La choriocentèse consiste à prélever des cellules du chorion (fragment du trophoblaste) c'est-à-dire les cellules faisant partie du futur placenta (villosités choriales). Il s'agit d'une zone où se font les échanges entre le sang de la mère le sang du foetus. Étant donné que les cellules du chorion présentent la même origine que les cellules du foetus et donc les mêmes caractères génétiques ce prélèvement va permettre d'obtenir des renseignements biologiques sur le futur bébé. Par rapport à l'amniocentèse, qui se pratique entre la 14e et 20e semaine de la grossesse, la choriocentèse est effectuée avant la 12e semaine de grossesse. Il s'agit donc d'un examen particulièrement précoce qui va permettre d'analyser les cellules et d'établir un caryotype. Le caryotype est le nombre de chromosomes contenus dans les cellules d’un individu. Son examen, grâce à la culture culture cellulaire et à la microphotographie, va permettre l'établissement d'un diagnostic de certaines affections chromosomiques telle que la trisomie 21 entre autres. Éventuellement une amniocentèse sera pratiquée également quand il est nécessaire de confirmer les résultats chromosomiques obtenus.

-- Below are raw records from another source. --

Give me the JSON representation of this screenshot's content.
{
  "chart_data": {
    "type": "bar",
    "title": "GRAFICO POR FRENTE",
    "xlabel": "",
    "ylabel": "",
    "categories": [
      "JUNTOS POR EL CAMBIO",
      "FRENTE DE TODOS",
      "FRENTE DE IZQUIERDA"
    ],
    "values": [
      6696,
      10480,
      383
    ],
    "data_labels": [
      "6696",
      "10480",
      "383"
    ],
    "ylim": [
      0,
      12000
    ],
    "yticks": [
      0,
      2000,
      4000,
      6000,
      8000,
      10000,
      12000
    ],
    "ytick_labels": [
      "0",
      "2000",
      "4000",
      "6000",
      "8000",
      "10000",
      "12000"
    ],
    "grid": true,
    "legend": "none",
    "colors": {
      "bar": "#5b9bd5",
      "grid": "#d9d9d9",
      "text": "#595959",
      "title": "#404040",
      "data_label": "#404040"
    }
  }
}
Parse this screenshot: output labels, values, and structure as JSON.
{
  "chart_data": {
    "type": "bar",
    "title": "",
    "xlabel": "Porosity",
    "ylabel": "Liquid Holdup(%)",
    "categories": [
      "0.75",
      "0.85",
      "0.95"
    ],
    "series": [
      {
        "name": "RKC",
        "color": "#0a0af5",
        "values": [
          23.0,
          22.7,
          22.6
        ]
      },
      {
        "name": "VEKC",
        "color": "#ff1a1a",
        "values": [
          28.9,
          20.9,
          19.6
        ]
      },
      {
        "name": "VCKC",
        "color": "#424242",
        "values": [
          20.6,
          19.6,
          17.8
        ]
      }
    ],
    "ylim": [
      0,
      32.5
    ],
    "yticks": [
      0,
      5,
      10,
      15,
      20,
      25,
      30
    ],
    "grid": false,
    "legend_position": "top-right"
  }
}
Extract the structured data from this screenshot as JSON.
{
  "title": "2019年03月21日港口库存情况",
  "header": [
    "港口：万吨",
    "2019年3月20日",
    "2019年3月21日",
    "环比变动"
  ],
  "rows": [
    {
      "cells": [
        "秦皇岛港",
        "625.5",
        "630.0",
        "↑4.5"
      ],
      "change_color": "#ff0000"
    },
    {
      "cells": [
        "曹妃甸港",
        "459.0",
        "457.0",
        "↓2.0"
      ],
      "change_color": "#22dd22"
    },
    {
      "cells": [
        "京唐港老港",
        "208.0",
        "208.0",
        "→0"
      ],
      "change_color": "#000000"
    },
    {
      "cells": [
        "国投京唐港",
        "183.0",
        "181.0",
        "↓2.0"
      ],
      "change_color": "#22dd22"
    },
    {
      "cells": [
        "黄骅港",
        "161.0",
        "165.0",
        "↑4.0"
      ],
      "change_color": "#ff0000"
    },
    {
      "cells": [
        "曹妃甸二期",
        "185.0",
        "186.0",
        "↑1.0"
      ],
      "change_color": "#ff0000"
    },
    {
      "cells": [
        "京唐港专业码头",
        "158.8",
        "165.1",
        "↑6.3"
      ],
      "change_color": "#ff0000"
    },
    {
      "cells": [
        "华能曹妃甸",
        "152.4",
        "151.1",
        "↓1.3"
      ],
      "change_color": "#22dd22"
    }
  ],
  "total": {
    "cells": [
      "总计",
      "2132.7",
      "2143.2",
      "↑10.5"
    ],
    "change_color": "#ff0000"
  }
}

La technique de prélèvement est la suivante. Le plus souvent le prélèvement est effectué à travers la paroi abdominale. Ce prélèvement peut également être obtenu par voie vaginale. Il existe un risque d'avortement qui tourne autour de 2 à 3 %. L'avantage indéniable de cette technique est l'obtention, grâce à un diagnostic biochimique et moléculaire, de renseignements précocement.
D'autres techniques, beaucoup plus récentes ont été mises au point. Elles permettent d'éviter les risques liés au prélèvement des cellules du foetus. Pour cela ces cellules sont prélevées directement dans le sang de la mère. Il s'agit d'un procédé qui a été mise au point par Patrizia Paterlini-Bréchot de l'Unité 370 INSERM.